Extra Credit Assignment

Due date: Wednesday, April 27, 11:59:59PM -- No late submissions accepted!

Contents: Feel free to do any or all of these parts for 5 points extra credit per part (by comparison, Assignment 3 is worth 30 points total).

Part 1: Affine Factorization

The goal of this part of the assignment is to implement the Tomasi and Kanade affine structure from motion method as described in this lecture. You will be working with Carlo Tomasi's 101-frame hotel sequence:

Download the data file, including all the 101 images and a measurement matrix consisting of 215 points visible in each of the 101 frames (see readme file inside archive for details).

1. Load the data matrix and normalize the point coordinates by translating them to the mean of the points in each view (see lecture for details).

2. Apply SVD to the 2M x N data matrix to express it as D = U * W * V' where U is a 2Mx3 matrix, W is a 3x3 matrix of the top three singular values, and V is a Nx3 matrix. Derive structure and motion matrices from the SVD as explained in the lecture.

3. Use plot3 to display the 3D structure (in your report, you may want to include snapshots from several viewpoints to show the structure clearly). Discuss whether or not the reconstruction has an ambiguity.

4. Display three frames with both the observed feature points and the estimated projected 3D points overlayed.

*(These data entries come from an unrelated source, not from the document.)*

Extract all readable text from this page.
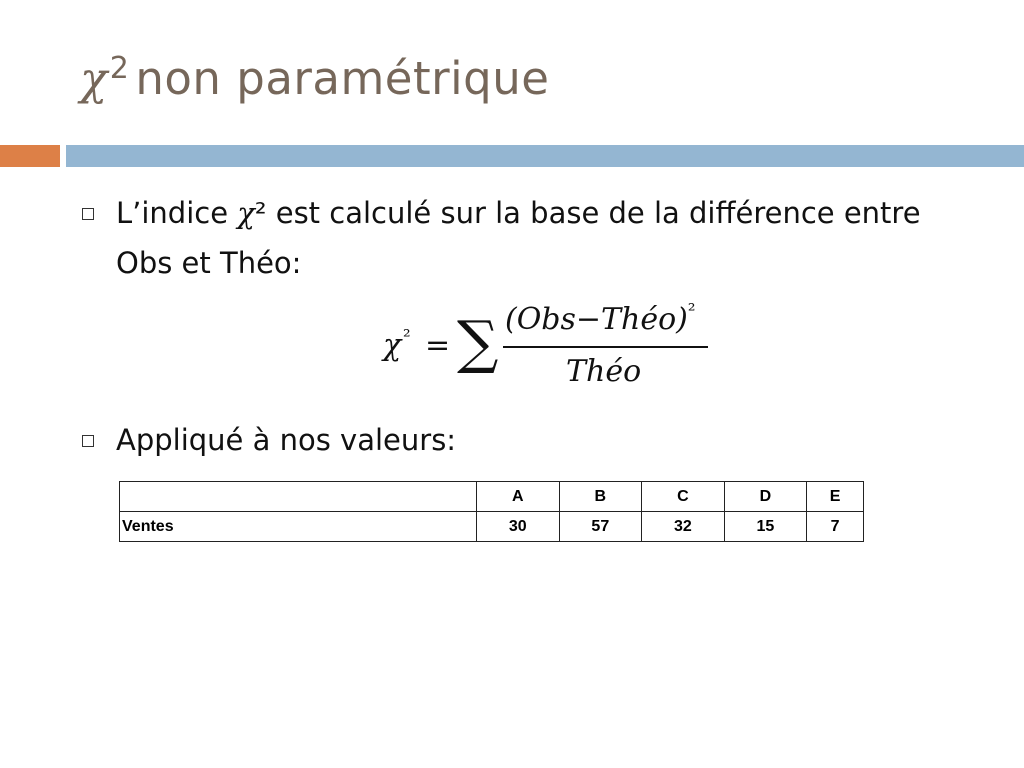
$\chi^2$ non paramétrique
L’indice χ² est calculé sur la base de la différence entre Obs et Théo:
χ ² = ∑ (Obs−Théo)$^{^2}$
Théo
Appliqué à nos valeurs:
	A	B	C	D	E
Ventes	30	57	32	15	7
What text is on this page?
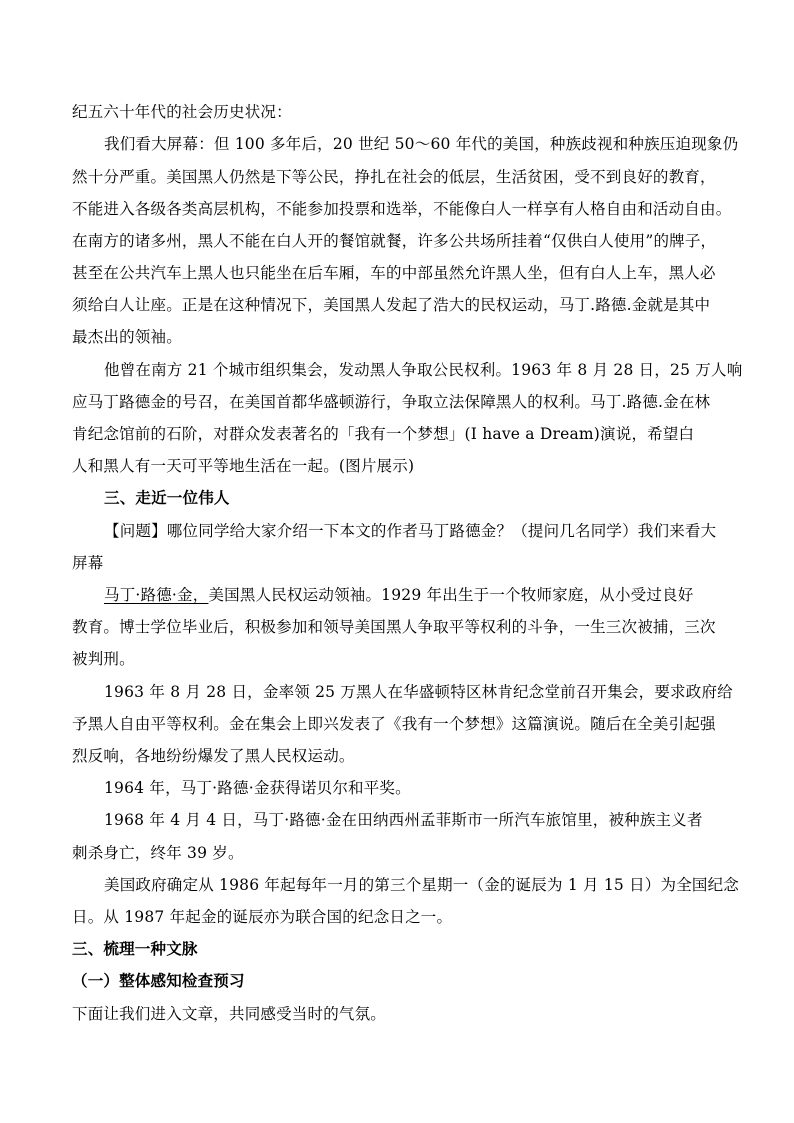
纪五六十年代的社会历史状况：
我们看大屏幕：但 100 多年后，20 世纪 50～60 年代的美国，种族歧视和种族压迫现象仍
然十分严重。美国黑人仍然是下等公民，挣扎在社会的低层，生活贫困，受不到良好的教育，
不能进入各级各类高层机构，不能参加投票和选举，不能像白人一样享有人格自由和活动自由。
在南方的诸多州，黑人不能在白人开的餐馆就餐，许多公共场所挂着“仅供白人使用”的牌子，
甚至在公共汽车上黑人也只能坐在后车厢，车的中部虽然允许黑人坐，但有白人上车，黑人必
须给白人让座。正是在这种情况下，美国黑人发起了浩大的民权运动，马丁.路德.金就是其中
最杰出的领袖。
他曾在南方 21 个城市组织集会，发动黑人争取公民权利。1963 年 8 月 28 日，25 万人响
应马丁路德金的号召，在美国首都华盛顿游行，争取立法保障黑人的权利。马丁.路德.金在林
肯纪念馆前的石阶，对群众发表著名的「我有一个梦想」(I have a Dream)演说，希望白
人和黑人有一天可平等地生活在一起。(图片展示)
三、走近一位伟人
【问题】哪位同学给大家介绍一下本文的作者马丁路德金？（提问几名同学）我们来看大
屏幕
马丁·路德·金，美国黑人民权运动领袖。1929 年出生于一个牧师家庭，从小受过良好
教育。博士学位毕业后，积极参加和领导美国黑人争取平等权利的斗争，一生三次被捕，三次
被判刑。
1963 年 8 月 28 日，金率领 25 万黑人在华盛顿特区林肯纪念堂前召开集会，要求政府给
予黑人自由平等权利。金在集会上即兴发表了《我有一个梦想》这篇演说。随后在全美引起强
烈反响，各地纷纷爆发了黑人民权运动。
1964 年，马丁·路德·金获得诺贝尔和平奖。
1968 年 4 月 4 日，马丁·路德·金在田纳西州孟菲斯市一所汽车旅馆里，被种族主义者
刺杀身亡，终年 39 岁。
美国政府确定从 1986 年起每年一月的第三个星期一（金的诞辰为 1 月 15 日）为全国纪念
日。从 1987 年起金的诞辰亦为联合国的纪念日之一。
三、梳理一种文脉
（一）整体感知检查预习
下面让我们进入文章，共同感受当时的气氛。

Report your total residual (sum of squared Euclidean distances, in pixels, between the observed and the reprojected features) over all the frames, and plot the per-frame residual as a function of the frame number.

Part 1 Extra-Extra Credit

• Attempt to eliminate the affine ambiguity using the method described in the lecture.

• Incorporate incomplete point tracks (i.e., points that are not visible in every frame) into the reconstruction. Use the tracks from this file.

• Create a textured 3D model of the reconstructed points. For example, you can compute a Delaunay triangulation of the points in 2D, then lift that mesh structure to 3D, and texture it using the images.

Part 2: Single-View Geometry

Adapted from Derek Hoiem by Tom Paine

1. For the above image of the north quad, estimate the three major orthogonal vanishing points. Use at least three manually selected lines to solve for each vanishing point. This MATLAB code provides an interface for selecting and drawing the lines, but the code for computing the vanishing point needs to be inserted. For details on estimating vanishing points, see Derek Hoiem's book chapter (section 4). You should also refer to this chapter and the single-view metrology lecture for details on the subsequent steps. In your report, you should:
• Plot the VPs and the lines used to estimate them on the image plane using the provided code.
• Specify the VP pixel coordinates.
• Plot the ground horizon line and specify its parameters in the form a * x + b * y + c = 0. Normalize the parameters so that: a^2 + b^2 = 1.

2. Using the fact that the vanishing directions are orthogonal, solve for the focal length and optical center (principal point) of the camera. Show all your work.

3. Compute the rotation matrix for the camera, setting the vertical vanishing point as the Y-direction, the right-most vanishing point as the X-direction, and the left-most vanishing point as the Z-direction.

4. Estimate the heights of (a) the CSL building, (b) the spike statue, and (c) the lamp posts assuming that the person nearest to the spike is 5ft 6in tall. In the report, show all the lines and measurements used to perform the calculation. How do the answers change if you assume the person is 6ft tall?

Part 2 Extra-Extra Credit

• Perform additional measurements on the image: which of the people visible are the tallest? What are the heights of the windows? etc.

• Compute and display rectified views of the ground plane and the facades of the CSL building.

• Attempt to fit lines to the image and estimate vanishing points automatically either using your own code or code downloaded from the web.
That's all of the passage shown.